Alipina galanga when combined with garlic produced a zone of 5 mm for all bacteria tested. Garlic when combined with ginger also produced zones of Inhibition of 5 mm for all organisms. When garlic (GC1) was combined with white onion, a zone of 10 mm was observed for S. aureus, 7 mm for Streptococcus pneumoniae and 7 mm for K. pneumoniae. The combination of garlic with purple onion showed zones such as 10 mm, 10 mm, and 7 mm for S. aureus, Streptococcus pneumoniae and K. pneumoniae respectively.

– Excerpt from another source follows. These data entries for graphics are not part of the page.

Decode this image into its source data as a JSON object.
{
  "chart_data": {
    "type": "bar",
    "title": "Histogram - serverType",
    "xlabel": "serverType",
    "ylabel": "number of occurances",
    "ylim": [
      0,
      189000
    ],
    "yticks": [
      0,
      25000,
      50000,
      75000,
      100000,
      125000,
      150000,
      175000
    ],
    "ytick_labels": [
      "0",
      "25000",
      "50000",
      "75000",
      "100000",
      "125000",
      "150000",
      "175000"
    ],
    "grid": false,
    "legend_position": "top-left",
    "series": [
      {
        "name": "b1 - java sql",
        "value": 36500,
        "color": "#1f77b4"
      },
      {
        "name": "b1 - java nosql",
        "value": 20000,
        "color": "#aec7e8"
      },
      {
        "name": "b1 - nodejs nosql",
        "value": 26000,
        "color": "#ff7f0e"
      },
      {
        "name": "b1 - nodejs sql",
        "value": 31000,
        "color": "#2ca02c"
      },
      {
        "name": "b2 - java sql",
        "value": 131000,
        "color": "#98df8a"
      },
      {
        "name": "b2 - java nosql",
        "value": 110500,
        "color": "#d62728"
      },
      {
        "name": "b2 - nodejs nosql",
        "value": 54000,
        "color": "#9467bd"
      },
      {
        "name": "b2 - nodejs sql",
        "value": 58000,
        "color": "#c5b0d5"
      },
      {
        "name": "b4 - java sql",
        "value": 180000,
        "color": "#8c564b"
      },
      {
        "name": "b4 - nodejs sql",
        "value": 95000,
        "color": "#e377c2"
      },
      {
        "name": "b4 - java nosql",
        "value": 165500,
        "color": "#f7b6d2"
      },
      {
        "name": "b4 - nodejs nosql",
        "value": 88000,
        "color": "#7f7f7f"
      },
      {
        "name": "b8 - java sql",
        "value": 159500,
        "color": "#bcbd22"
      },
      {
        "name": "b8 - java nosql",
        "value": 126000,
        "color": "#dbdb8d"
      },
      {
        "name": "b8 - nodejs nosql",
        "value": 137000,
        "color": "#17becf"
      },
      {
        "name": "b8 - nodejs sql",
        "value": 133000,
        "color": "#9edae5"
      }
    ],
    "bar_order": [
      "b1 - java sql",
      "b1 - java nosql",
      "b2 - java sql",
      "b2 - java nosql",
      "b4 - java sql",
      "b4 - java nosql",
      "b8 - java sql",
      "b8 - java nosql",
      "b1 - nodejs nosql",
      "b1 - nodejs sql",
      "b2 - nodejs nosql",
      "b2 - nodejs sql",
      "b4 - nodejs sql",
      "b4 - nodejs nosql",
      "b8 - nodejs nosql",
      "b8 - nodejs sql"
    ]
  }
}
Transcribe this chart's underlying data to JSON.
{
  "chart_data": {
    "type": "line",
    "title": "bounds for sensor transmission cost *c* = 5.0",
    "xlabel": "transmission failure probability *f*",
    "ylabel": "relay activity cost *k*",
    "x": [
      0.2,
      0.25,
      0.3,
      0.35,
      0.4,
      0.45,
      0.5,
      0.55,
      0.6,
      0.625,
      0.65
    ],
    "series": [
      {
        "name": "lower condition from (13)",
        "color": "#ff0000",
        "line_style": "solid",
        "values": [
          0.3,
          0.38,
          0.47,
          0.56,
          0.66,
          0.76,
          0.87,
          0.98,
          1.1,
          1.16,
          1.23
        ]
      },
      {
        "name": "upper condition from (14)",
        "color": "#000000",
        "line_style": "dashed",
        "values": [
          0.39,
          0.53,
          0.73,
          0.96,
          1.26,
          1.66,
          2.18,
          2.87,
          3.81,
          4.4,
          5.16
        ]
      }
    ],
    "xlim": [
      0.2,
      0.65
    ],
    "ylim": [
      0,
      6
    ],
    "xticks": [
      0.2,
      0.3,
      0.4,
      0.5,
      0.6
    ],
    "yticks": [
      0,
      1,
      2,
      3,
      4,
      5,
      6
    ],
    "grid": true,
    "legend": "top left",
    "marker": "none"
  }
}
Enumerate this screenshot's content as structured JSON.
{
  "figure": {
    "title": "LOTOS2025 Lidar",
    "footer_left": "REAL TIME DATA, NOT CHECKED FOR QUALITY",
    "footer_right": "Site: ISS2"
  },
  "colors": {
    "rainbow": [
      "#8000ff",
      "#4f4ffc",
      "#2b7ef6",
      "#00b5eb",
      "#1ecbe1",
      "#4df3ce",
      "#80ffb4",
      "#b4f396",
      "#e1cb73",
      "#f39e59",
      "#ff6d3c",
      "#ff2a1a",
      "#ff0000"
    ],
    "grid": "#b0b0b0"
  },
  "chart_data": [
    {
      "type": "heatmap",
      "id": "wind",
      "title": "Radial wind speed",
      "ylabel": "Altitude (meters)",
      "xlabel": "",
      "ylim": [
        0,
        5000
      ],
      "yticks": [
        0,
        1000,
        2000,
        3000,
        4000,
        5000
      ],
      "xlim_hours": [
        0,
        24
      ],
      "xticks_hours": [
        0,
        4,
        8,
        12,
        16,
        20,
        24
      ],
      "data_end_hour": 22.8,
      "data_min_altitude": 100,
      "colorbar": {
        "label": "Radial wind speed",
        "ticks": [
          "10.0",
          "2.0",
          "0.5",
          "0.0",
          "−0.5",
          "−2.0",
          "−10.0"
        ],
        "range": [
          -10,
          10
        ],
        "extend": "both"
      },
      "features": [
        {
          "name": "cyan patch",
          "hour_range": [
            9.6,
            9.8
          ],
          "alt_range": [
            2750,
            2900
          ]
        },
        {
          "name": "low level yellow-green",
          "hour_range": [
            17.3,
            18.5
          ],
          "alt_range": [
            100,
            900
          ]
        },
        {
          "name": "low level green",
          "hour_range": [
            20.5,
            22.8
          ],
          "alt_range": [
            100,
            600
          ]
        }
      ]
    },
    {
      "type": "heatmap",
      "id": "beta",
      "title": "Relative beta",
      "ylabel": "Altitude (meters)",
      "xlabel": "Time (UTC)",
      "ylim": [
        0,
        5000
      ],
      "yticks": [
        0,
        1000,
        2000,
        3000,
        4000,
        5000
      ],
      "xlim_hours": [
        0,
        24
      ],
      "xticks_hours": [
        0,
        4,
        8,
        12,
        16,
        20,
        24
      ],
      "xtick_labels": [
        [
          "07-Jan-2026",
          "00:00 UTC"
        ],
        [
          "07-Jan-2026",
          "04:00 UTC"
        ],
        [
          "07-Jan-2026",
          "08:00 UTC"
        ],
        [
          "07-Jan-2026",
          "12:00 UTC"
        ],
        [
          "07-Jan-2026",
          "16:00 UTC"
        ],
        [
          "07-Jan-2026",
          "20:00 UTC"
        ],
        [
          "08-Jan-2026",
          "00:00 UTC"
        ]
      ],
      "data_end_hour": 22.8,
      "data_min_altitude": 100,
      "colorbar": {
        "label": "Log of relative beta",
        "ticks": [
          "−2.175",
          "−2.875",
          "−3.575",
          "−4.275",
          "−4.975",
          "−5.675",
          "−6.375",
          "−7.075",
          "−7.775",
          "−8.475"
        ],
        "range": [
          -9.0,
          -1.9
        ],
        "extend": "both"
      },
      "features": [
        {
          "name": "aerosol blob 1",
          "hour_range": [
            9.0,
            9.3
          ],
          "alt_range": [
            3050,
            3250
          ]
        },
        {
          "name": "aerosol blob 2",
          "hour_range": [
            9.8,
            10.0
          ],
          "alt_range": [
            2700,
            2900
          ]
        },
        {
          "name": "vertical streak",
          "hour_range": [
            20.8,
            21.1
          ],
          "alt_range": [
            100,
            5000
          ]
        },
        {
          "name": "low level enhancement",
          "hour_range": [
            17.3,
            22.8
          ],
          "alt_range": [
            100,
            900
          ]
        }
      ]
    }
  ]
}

The antibacterial activity of garlic is reported to be due to the action of allicin or diallyl thiosulphinic acid or diallyl disulphide

5. Summary and Conclusion

The goal of this research was achieved as Garlic and the variety of onions used showed remarkable antimicrobial properties measured by the use of zones of inhibition. The potential therapeutic benefits of herbal medicine has for years been on the spot light of emerging studies. This study focused on three clinically significant bacteria namely Staphylococcus aureus, Klebsiella pneumoniae and Streptococcus pneumoniae due to their occurrence in bacterial illnesses and their reported frequency with resistance therapy. The antimicrobial properties of Ginger, Aloe Vera, Moringa oleifera, Garlic, Alipina galanga, and the three varieties of onion in their natural states were the central focus as they were used against the above listed bacteria. Garlic, yellow, white and purple onion all showed large zones of Inhibition when compared to regularly used antibiotics. The comparison was vital as this became the basis for measuring the validity of the zones of inhibition.

The scope of the study allowed for the use of the disc diffusion technique in zonal measurements, compared with the turbidity test.